Par Victoria Cardiel pour ACI Prensa – 23 février 2026
Lors d’une messe célébrée à Limbiate (nord de l’Italie), sa ville natale, en l’église San Giorgio, le cardinal Parolin a souligné l’héritage d’Attanasio, un modèle pour « continuer à bâtir un monde où la paix est plus désirée que la guerre, où la bienveillance est plus nécessaire que la violence, où la solidarité est plus efficace que le profit ».
Selon Vatican News, le cardinal a souligné qu’en tant que chrétien, Attanasio a offert sa vie « répondant à l’appel à construire un monde meilleur non seulement par des pensées et des hypothèses, mais aussi par des paroles et des gestes réels, vrais et sincères », laissant une empreinte profonde d’engagement qui a transcendé le simple devoir diplomatique.
L’incarnation de la charité
Pour le secrétaire d’État, Attanasio laisse un exemple d’amour, manifesté « dans son désir de se tourner vers les plus démunis, dans l’incarnation même de la charité », à travers des gestes qui témoignent des « nombreux actes de bonté accomplis envers les plus pauvres et les communautés missionnaires rencontrées dans l’exercice de ses fonctions institutionnelles ».
Ses paroles, également imprégnées de la Parole de Dieu, permettaient à Attanasio de « se faire comprendre et de transmettre un message de paix et de consolation, ainsi que de compétence ».
Une vie consacrée au service
Le cardinal a souligné que le souvenir d’Attanasio « continue d’interpeller la conscience collective, car certaines vies, même tragiquement interrompues, demeurent une question ouverte sur le sens du service, de la responsabilité et du dévouement au bien commun ».
Sa vie, centrée sur le service de l’État et la promotion de la coopération entre les peuples, s’est déroulée « dans des contextes complexes, où l’intérêt personnel, le prestige et le pouvoir semblent parfois prévaloir », a-t-il affirmé.
Le cardinal a conclu en soulignant que sa vie continue de poser une question essentielle : « Quelle logique guide nos choix personnels et collectifs ? Celle de l’utilité immédiate ou celle du service fidèle ?» Selon le cardinal Parolin, les défis du monde contemporain exigent de discerner entre « ce qui paraît efficace sur le moment et ce qui est conforme à la volonté de Dieu ».
Diplomate de carrière, catholique et d’une nature affable, la vie de Luca Attanasio a été marquée par une vocation précoce au service et par la naïveté bienveillante de ceux qui aspirent à changer le monde.
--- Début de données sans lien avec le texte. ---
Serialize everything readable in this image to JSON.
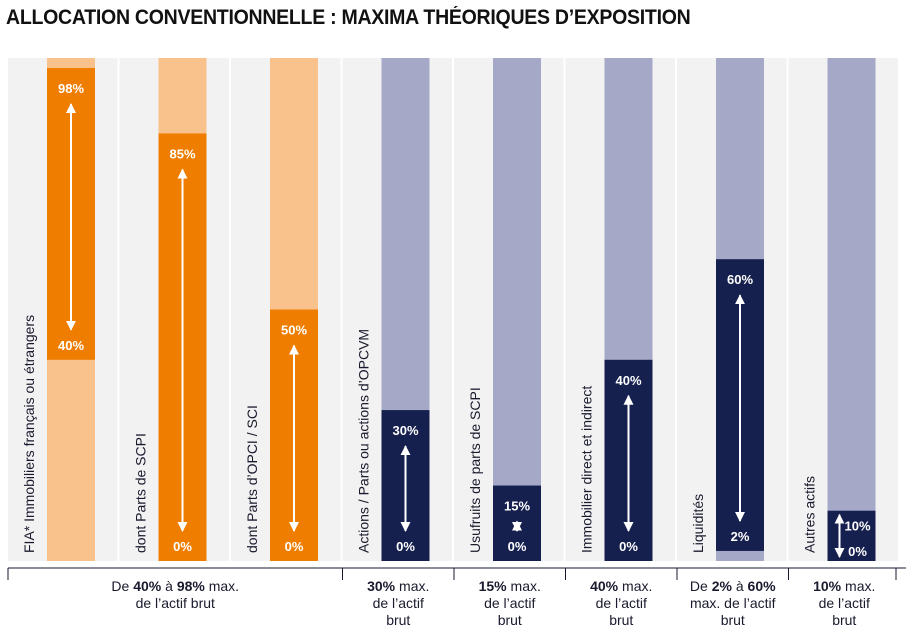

Diplomate de carrière, catholique et d’une nature affable, il incarnait une nouvelle génération d’ambassadeurs convaincus que l’engagement international doit avoir un visage humain.
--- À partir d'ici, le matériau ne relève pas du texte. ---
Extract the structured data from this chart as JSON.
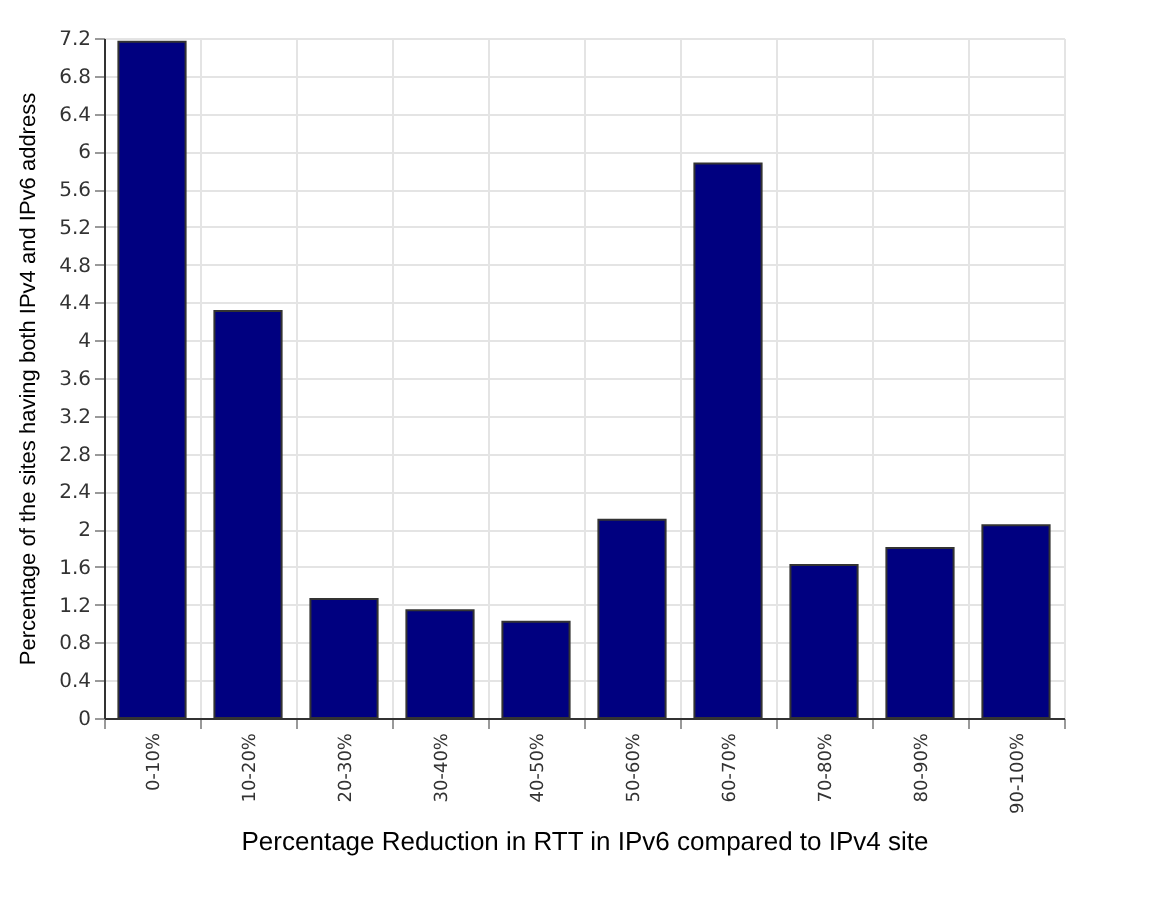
{
  "chart_data": {
    "type": "bar",
    "xlabel": "Percentage Reduction in RTT in IPv6 compared to IPv4 site",
    "ylabel": "Percentage of the sites having both IPv4 and IPv6 address",
    "categories": [
      "0-10%",
      "10-20%",
      "20-30%",
      "30-40%",
      "40-50%",
      "50-60%",
      "60-70%",
      "70-80%",
      "80-90%",
      "90-100%"
    ],
    "values": [
      7.16,
      4.31,
      1.26,
      1.14,
      1.02,
      2.1,
      5.87,
      1.62,
      1.8,
      2.04
    ],
    "color": "#000080",
    "ylim": [
      0,
      7.2
    ],
    "yticks": [
      0,
      0.4,
      0.8,
      1.2,
      1.6,
      2,
      2.4,
      2.8,
      3.2,
      3.6,
      4,
      4.4,
      4.8,
      5.2,
      5.6,
      6,
      6.4,
      6.8,
      7.2
    ],
    "grid": true
  }
}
En 2017, il s’installe avec son épouse, Zakia Seddiki, une Marocaine musulmane, et leurs trois filles, à Kinshasa, capitale de la République démocratique du Congo (RDC), où il est nommé chef de mission diplomatique.
Deux ans plus tard, il est officiellement nommé ambassadeur. À peine quadragénaire, Luca était devenu le plus jeune représentant diplomatique italien. Il accomplissait sa mission sans formalités, chaussé de ses bottes de randonnée, pour visiter les communautés les plus défavorisées du pays.
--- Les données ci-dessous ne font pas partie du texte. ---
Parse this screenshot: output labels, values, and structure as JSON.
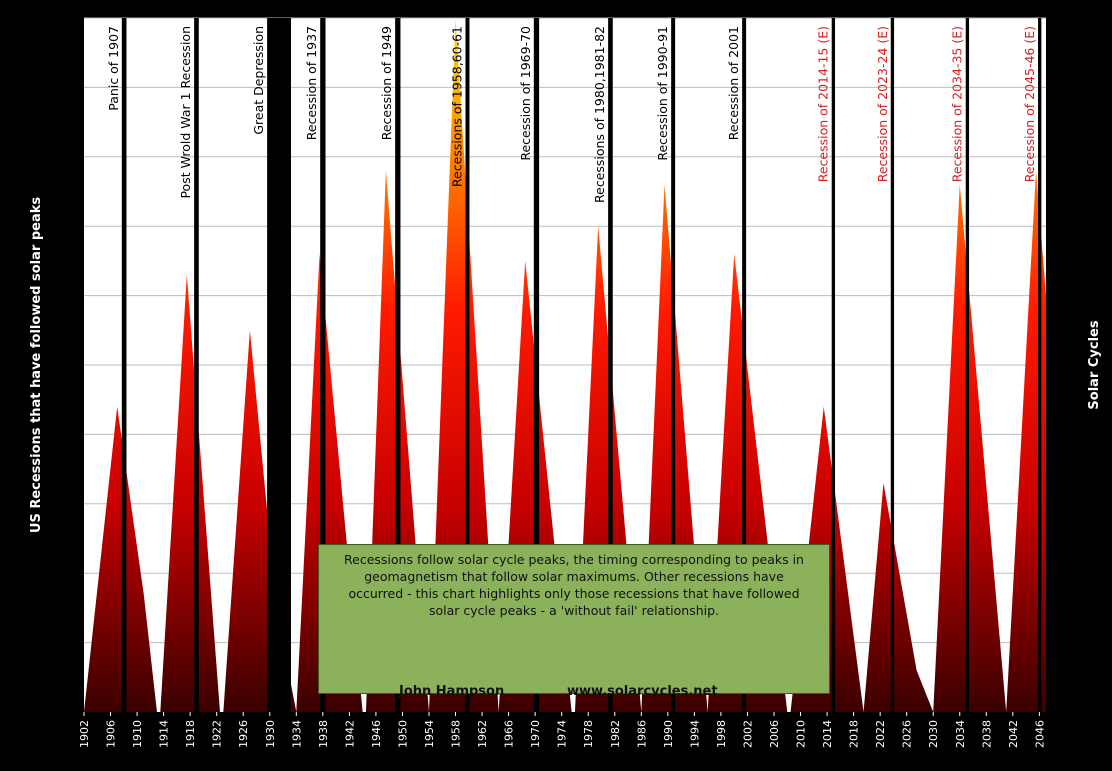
{
  "chart_data": {
    "type": "area",
    "ylabel": "US Recessions that have followed solar peaks",
    "y2label": "Solar Cycles",
    "xlim": [
      1902,
      2047
    ],
    "ylim": [
      0,
      10
    ],
    "grid": true,
    "colors": {
      "background": "#000000",
      "plot_bg": "#ffffff",
      "grid": "#bdbdbd",
      "gradient_top": "#ffe000",
      "gradient_mid": "#ff1a00",
      "gradient_bottom": "#3a0000",
      "recession_bar": "#000000",
      "label": "#000000",
      "label_estimated": "#d42020"
    },
    "x_ticks": [
      1902,
      1906,
      1910,
      1914,
      1918,
      1922,
      1926,
      1930,
      1934,
      1938,
      1942,
      1946,
      1950,
      1954,
      1958,
      1962,
      1966,
      1970,
      1974,
      1978,
      1982,
      1986,
      1990,
      1994,
      1998,
      2002,
      2006,
      2010,
      2014,
      2018,
      2022,
      2026,
      2030,
      2034,
      2038,
      2042,
      2046
    ],
    "solar_cycles": [
      [
        1902,
        0
      ],
      [
        1907,
        4.4
      ],
      [
        1911,
        1.7
      ],
      [
        1913,
        0
      ],
      [
        1913.5,
        0
      ],
      [
        1917.5,
        6.3
      ],
      [
        1922.5,
        0
      ],
      [
        1923,
        0
      ],
      [
        1927,
        5.5
      ],
      [
        1931,
        1.5
      ],
      [
        1934,
        0
      ],
      [
        1934,
        0
      ],
      [
        1937.5,
        6.6
      ],
      [
        1944,
        0
      ],
      [
        1944.5,
        0
      ],
      [
        1947.5,
        7.8
      ],
      [
        1954,
        0
      ],
      [
        1954,
        0
      ],
      [
        1958,
        10
      ],
      [
        1964.5,
        0
      ],
      [
        1964.5,
        0
      ],
      [
        1968.5,
        6.5
      ],
      [
        1975.5,
        0
      ],
      [
        1976,
        0
      ],
      [
        1979.5,
        7
      ],
      [
        1986,
        0
      ],
      [
        1986,
        0
      ],
      [
        1989.5,
        7.6
      ],
      [
        1996,
        0
      ],
      [
        1996,
        0
      ],
      [
        2000,
        6.6
      ],
      [
        2008,
        0
      ],
      [
        2008.5,
        0
      ],
      [
        2013.5,
        4.4
      ],
      [
        2019.5,
        0
      ],
      [
        2019.5,
        0
      ],
      [
        2022.5,
        3.3
      ],
      [
        2027.5,
        0.6
      ],
      [
        2030,
        0
      ],
      [
        2030,
        0
      ],
      [
        2034,
        7.6
      ],
      [
        2041,
        0
      ],
      [
        2041,
        0
      ],
      [
        2045.5,
        7.8
      ],
      [
        2047,
        6
      ]
    ],
    "recessions": [
      {
        "label": "Panic of 1907",
        "start": 1907.7,
        "end": 1908.4,
        "estimated": false
      },
      {
        "label": "Post Wrold War 1 Recession",
        "start": 1918.6,
        "end": 1919.3,
        "estimated": false
      },
      {
        "label": "Great Depression",
        "start": 1929.6,
        "end": 1933.2,
        "estimated": false
      },
      {
        "label": "Recession of 1937",
        "start": 1937.6,
        "end": 1938.4,
        "estimated": false
      },
      {
        "label": "Recession of 1949",
        "start": 1948.9,
        "end": 1949.7,
        "estimated": false
      },
      {
        "label": "Recessions of 1958,60-61",
        "start": 1959.5,
        "end": 1960.1,
        "estimated": false
      },
      {
        "label": "Recession of 1969-70",
        "start": 1969.8,
        "end": 1970.6,
        "estimated": false
      },
      {
        "label": "Recessions of 1980,1981-82",
        "start": 1981.0,
        "end": 1981.7,
        "estimated": false
      },
      {
        "label": "Recession of 1990-91",
        "start": 1990.5,
        "end": 1991.1,
        "estimated": false
      },
      {
        "label": "Recession of 2001",
        "start": 2001.2,
        "end": 2001.8,
        "estimated": false
      },
      {
        "label": "Recession of 2014-15 (E)",
        "start": 2014.7,
        "end": 2015.2,
        "estimated": true
      },
      {
        "label": "Recession of 2023-24 (E)",
        "start": 2023.6,
        "end": 2024.1,
        "estimated": true
      },
      {
        "label": "Recession of 2034-35 (E)",
        "start": 2034.9,
        "end": 2035.4,
        "estimated": true
      },
      {
        "label": "Recession of 2045-46 (E)",
        "start": 2045.8,
        "end": 2046.3,
        "estimated": true
      }
    ]
  },
  "note": {
    "text": "Recessions follow solar cycle peaks, the timing corresponding to peaks in geomagnetism that follow solar maximums. Other recessions have occurred - this chart highlights only those recessions that have followed solar cycle peaks - a 'without fail' relationship.",
    "author": "John Hampson",
    "website": "www.solarcycles.net"
  }
}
Avec Seddiki, il avait fondé l’association Mama Sofia afin de sortir les enfants de la rue et de leur offrir une éducation et un avenir. Sa vie, empreinte d’héroïsme, fut tragiquement interrompue le 22 février 2021 par un crime non élucidé.
Luca voyageait dans un convoi du Programme alimentaire mondial (PAM) des Nations Unies avec Vittorio Iacovacci, un policier italien de 30 ans, et Mustapha Milambo, un chauffeur congolais, tous deux tués dans une embuscade brutale.
Ils étaient partis tôt de la ville de Goma pour se rendre dans une école de Rutshuru, au nord-est du pays, afin d’y livrer de la nourriture.
Les autorités judiciaires italiennes poursuivent leur enquête sur les circonstances de l’attaque survenue dans la région frontalière avec le Rwanda, une zone dangereuse, largement hors du contrôle des autorités et infestée de groupes rebelles.
Peu après l’assassinat, le PAM a indiqué qu’il avait eu lieu sur une route précédemment surveillée.
Les circonstances de l’attaque restent floues. Les enquêtes judiciaires s’efforcent d’établir les responsabilités dans un contexte complexe, marqué par la présence de milices et la fragilité du contrôle étatique.